Darum geht es: Landwirte in der EU dürfen aus Vereinfachungsgründen bei der Umsatzsteuer (landläufig: Mehrwertsteuer) anders abrechnen als Gewerbetreibende. Sie bekommen von ihren Abnehmern 10,7 % Umsatzsteuer auf ihre Verkaufserlöse bezahlt und müssen diesen Betrag nicht ans Finanzamt abführen. Im Gegenzug erhalten sie aber auch die beim Einkauf selbst gezahlte Umsatzsteuer für Futtermittel, Dünger, Pflanzenschutzmittel, Maschinen usw. nicht vom Finanzamt erstattet. Das Ganze soll für Staat und Bauer als Nullsummenspiel ausgehen und überflüssigen Verwaltungsaufwand sparen.

Klage der Kommission

Die EU-Kommission hat Deutschland aber verklagt, weil sie davon ausgeht, dass die Vereinfachungsregelung zu großzügig ausgelegt wird – nämlich nicht nur für Kleinbetriebe gilt – und weil der Pauschalsteuersatz angeblich zu hoch ist (das Wochenblatt berichtete).

Doch damit nicht genug: Ein zweites Verfahren beschäftigt sich speziell mit den deutschen Schweinehaltern.
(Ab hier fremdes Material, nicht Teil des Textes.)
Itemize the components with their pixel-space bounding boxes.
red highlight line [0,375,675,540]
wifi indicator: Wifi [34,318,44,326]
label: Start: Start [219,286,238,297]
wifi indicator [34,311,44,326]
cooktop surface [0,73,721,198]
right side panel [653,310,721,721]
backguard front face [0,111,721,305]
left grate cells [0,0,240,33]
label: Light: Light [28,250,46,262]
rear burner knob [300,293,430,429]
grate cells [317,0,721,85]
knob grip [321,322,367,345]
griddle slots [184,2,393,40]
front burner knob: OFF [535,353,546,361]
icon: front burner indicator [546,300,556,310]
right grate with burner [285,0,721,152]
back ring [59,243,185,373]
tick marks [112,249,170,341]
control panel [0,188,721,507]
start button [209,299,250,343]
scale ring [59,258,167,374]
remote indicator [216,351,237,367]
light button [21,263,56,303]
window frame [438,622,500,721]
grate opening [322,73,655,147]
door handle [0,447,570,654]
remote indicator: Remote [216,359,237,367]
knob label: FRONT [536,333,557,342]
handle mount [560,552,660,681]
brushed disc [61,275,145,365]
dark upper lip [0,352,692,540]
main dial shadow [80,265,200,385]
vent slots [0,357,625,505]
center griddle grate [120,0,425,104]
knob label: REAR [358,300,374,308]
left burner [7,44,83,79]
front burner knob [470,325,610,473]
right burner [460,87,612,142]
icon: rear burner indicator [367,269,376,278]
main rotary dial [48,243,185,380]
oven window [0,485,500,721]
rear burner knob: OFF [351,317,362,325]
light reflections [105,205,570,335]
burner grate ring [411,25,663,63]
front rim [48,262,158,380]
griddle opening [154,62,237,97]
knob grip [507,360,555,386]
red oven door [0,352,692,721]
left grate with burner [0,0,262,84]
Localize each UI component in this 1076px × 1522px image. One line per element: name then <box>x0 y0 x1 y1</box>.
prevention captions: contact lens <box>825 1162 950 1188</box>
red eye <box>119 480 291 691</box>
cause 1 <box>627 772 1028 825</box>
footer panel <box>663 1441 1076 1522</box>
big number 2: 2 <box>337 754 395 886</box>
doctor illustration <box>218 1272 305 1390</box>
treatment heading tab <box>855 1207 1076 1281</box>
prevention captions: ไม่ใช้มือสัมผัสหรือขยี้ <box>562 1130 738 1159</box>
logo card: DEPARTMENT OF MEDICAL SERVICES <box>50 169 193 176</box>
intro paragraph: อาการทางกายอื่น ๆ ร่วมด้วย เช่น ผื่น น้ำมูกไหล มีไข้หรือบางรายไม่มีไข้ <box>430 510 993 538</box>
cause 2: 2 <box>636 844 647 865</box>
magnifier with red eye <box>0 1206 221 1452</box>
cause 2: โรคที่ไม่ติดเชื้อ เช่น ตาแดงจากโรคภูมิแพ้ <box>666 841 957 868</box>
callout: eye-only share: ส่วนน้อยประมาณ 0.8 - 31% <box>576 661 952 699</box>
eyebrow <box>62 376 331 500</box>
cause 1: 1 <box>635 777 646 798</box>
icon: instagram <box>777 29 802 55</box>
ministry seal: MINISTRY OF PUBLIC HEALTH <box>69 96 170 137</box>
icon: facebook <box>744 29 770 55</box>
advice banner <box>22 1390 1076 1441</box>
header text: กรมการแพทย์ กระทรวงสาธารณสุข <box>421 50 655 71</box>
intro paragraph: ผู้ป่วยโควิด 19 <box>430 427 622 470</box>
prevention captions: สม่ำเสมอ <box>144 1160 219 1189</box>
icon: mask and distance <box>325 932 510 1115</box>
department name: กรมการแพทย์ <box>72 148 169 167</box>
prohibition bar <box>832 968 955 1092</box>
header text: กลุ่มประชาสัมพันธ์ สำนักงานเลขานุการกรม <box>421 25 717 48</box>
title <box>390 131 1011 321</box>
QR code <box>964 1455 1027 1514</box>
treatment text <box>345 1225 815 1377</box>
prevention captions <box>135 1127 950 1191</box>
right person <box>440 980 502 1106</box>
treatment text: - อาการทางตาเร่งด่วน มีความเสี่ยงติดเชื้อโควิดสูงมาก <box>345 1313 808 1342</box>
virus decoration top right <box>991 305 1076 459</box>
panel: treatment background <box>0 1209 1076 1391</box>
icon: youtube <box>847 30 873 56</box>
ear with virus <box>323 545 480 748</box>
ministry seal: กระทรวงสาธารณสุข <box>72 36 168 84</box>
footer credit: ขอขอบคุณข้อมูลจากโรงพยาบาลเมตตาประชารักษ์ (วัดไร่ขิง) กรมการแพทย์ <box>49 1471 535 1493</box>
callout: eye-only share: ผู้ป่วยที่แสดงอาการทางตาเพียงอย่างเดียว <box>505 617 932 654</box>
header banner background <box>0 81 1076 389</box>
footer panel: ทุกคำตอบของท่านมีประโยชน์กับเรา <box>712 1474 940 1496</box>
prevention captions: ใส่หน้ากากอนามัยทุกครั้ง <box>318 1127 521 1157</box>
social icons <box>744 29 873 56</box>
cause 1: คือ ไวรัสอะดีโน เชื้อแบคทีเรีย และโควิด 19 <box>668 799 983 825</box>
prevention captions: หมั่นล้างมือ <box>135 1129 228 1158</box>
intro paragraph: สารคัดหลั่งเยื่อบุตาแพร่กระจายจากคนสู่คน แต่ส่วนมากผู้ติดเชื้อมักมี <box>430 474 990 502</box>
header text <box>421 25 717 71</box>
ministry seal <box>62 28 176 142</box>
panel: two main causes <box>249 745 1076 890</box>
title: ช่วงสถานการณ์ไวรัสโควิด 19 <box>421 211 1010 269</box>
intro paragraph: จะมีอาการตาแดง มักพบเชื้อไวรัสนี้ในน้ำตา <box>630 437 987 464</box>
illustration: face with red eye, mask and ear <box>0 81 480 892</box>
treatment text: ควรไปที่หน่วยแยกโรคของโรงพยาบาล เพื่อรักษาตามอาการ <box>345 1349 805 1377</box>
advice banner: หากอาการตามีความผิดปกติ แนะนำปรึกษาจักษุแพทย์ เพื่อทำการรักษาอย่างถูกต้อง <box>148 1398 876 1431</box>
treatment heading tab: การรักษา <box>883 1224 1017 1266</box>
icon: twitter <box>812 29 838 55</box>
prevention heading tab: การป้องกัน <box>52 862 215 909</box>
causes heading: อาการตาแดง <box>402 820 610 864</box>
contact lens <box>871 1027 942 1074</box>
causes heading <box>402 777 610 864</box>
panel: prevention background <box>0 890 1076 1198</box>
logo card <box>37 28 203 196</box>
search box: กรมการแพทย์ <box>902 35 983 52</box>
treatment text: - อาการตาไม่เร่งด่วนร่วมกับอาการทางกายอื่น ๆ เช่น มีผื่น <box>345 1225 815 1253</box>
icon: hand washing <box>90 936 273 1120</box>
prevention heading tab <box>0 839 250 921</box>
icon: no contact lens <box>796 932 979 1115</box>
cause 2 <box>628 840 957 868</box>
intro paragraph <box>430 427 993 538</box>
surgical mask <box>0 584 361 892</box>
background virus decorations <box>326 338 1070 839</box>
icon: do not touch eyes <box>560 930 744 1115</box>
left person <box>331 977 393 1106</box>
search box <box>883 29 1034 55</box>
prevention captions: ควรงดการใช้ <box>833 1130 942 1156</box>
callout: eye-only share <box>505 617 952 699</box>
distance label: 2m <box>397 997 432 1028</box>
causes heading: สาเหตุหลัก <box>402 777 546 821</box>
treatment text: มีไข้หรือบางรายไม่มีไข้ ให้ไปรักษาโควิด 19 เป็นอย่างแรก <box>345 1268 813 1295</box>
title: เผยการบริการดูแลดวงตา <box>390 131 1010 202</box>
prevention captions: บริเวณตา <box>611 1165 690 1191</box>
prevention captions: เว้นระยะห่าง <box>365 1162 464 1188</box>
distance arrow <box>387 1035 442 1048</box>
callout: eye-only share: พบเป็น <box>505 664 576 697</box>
Ihnen wird angeblich mit der Umsatzsteuerpauschalierung eine besondere Förderung gewährt, welche die Kommission als unzulässige Beihilfe wertet.

Konsequenz: Wenn der Europäische Gerichtshof das auch so sieht, dann drohen den betroffenen Betrieben massive Steuerrückforderungen. Dabei geht es um einen Zeitraum von zehn Jahren!

Folgen kaum absehbar

Wie dramatisch die Folgen für einzelne Höfe im Detail sein können, lässt sich kaum erahnen. Ganz abgesehen von der Frage, wie die Finanzverwaltung ein solches Verfahren mit Zehntausenden Betrieben überhaupt abwickeln soll.

Die Bundesregierung versucht deshalb, die Verfahren im Verhandlungsweg zu beenden. Das ist sicher richtig, aber wird sich trotzdem für viele Bauernfamilien negativ auswirken. Klar scheint zu sein, dass die Pauschalierungsregelung in Zukunft wirklich nur noch für kleinere Betriebe zulässig sein soll.

Die spannende Frage dabei: Was gilt als „klein“ und welcher Maßstab wird herangezogen: Umsatz, Gewinn, Fläche oder Tierbesatz? Bisher alles unsicher.

Fest steht: Der Wegfall der Pauschalregelung in der Zukunft wäre zwar ärgerlich und unbequem. Steuerrückforderungen für einen Zeitraum von zehn Jahren in ungewisser Höhe wären dagegen eine Katastrophe. Wenigstens das muss unbedingt verhindert werden.